11. Economia privata e rurale.
In quest'epoca nell'economia privata non si manifesta nulla che meriti di essere particolarmente rilevato; i vantaggi ed i danni delle condizioni sociali d'Italia, già descritte, non mutarono, ma ebbero solo maggiore e più preciso sviluppo.
Nell'economia rurale abbiamo già veduto come la crescente potenza dei capitali tanto in Italia quanto nelle province andasse a poco a poco assorbendo le tenute piccole e medie come il sole assorbe la rugiada.
Il governo non solo non se ne dava per inteso, ma andava anzi promovendo il pernicioso sminuzzamento dei terreni col mezzo di singole misure e anzitutto vietando la coltivazione delle viti e degli ulivi nel paese transalpino per favorire i grossi possidenti ed i negozianti Italici[5].
È bensì vero che tanto il partito dell'opposizione quanto la fazione dei conservatori, che si accostava alle idee di riforma, si sforzavano energicamente di porre un argine al male ognora crescente; i due Gracchi, con la suddivisione di quasi tutti i beni demaniali, procurarono allo stato 80.000 nuovi contadini italici; Silla, collo stabilimento di 120.000 coloni in Italia, riempì almeno in parte le lacune cagionate nella classe dei contadini dalla rivoluzione e da lui stesso; ma un recipiente che va continuamente perdendo l'acqua, non si ripara anche se lo si riempie abbondantemente; occorre invece un afflusso abbondante e perenne, ciò che a dir vero fu tentato di procurarsi in vari modi, ma sempre invano. Nelle province poi non si fece assolutamente nulla per salvare la classe rurale dagli speculatori romani che andavano acquistando le piccole tenute: i provinciali non erano che uomini e non formavano un partito.
Da ciò derivava che anche la rendita del suolo fuori d'Italia sempre più defluiva a Roma.
L'economia delle piantagioni, verso la metà di quest'epoca fattasi già preponderante in alcuni paesi d'Italia, come ad esempio nell'Etruria, era del resto salita in gran voga coll'impiego di abbondanti mezzi finanziarî congiunti ad un costante e ben inteso lavoro.

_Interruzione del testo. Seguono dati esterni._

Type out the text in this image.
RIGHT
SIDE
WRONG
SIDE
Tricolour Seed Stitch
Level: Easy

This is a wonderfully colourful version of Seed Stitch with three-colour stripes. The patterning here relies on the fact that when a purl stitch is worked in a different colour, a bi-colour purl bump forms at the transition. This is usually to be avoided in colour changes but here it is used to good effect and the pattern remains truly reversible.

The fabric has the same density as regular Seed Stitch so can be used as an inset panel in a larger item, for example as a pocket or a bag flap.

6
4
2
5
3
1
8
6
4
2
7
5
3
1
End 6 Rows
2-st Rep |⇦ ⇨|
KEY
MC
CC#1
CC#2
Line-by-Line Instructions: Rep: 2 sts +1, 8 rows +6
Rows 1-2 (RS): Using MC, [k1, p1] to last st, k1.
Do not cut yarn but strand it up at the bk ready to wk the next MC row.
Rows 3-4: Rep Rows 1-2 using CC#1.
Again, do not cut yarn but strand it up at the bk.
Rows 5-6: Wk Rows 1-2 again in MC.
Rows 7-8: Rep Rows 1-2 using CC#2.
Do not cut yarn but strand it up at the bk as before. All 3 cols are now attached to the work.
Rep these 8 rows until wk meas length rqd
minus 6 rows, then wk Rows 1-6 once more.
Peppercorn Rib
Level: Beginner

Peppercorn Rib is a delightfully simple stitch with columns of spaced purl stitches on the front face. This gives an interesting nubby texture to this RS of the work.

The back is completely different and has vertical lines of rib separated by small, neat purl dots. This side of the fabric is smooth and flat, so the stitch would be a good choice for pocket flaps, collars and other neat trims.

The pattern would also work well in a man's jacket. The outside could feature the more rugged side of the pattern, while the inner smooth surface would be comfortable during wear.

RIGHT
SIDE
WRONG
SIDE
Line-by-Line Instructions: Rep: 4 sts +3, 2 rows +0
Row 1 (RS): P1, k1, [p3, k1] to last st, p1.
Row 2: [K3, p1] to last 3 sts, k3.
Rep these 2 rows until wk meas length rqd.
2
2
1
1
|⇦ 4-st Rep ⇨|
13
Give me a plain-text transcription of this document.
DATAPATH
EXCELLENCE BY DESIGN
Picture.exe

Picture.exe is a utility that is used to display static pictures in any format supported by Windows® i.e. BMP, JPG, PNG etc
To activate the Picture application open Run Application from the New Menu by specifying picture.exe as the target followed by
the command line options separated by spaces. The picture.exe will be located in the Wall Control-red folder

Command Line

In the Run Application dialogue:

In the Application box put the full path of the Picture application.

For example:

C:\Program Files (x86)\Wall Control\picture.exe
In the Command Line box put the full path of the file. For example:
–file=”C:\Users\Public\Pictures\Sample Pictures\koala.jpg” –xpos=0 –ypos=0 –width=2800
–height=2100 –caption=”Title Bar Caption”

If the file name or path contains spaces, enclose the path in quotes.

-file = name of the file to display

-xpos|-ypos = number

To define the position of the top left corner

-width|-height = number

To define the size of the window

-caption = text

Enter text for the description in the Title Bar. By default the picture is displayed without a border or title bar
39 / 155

La produzione italica del vino, anzitutto, artificiosamente promossa in parte per la ordinata istituzione di mercati obbligati nelle province, in parte per la legge del 593 = 161 contro il lusso, che vietava l'introduzione di vini forestieri in Italia, ebbe un successo considerevole; i vini d'Aminea e di Falerno cominciarono ad avere rinomanza pari a quelli di Taso e di Chio, e del «vino opimo» del 633 = 121, l'Elfer romano, si mantenne la memoria ancora per molto tempo dopo che ne fu consumato l'ultimo boccale. Dell'industria e della manifattura diremo solo che la nazione italica si manteneva, per quanto si riferisce alle medesime, in uno stato d'inerzia che si avvicinava alla barbarie.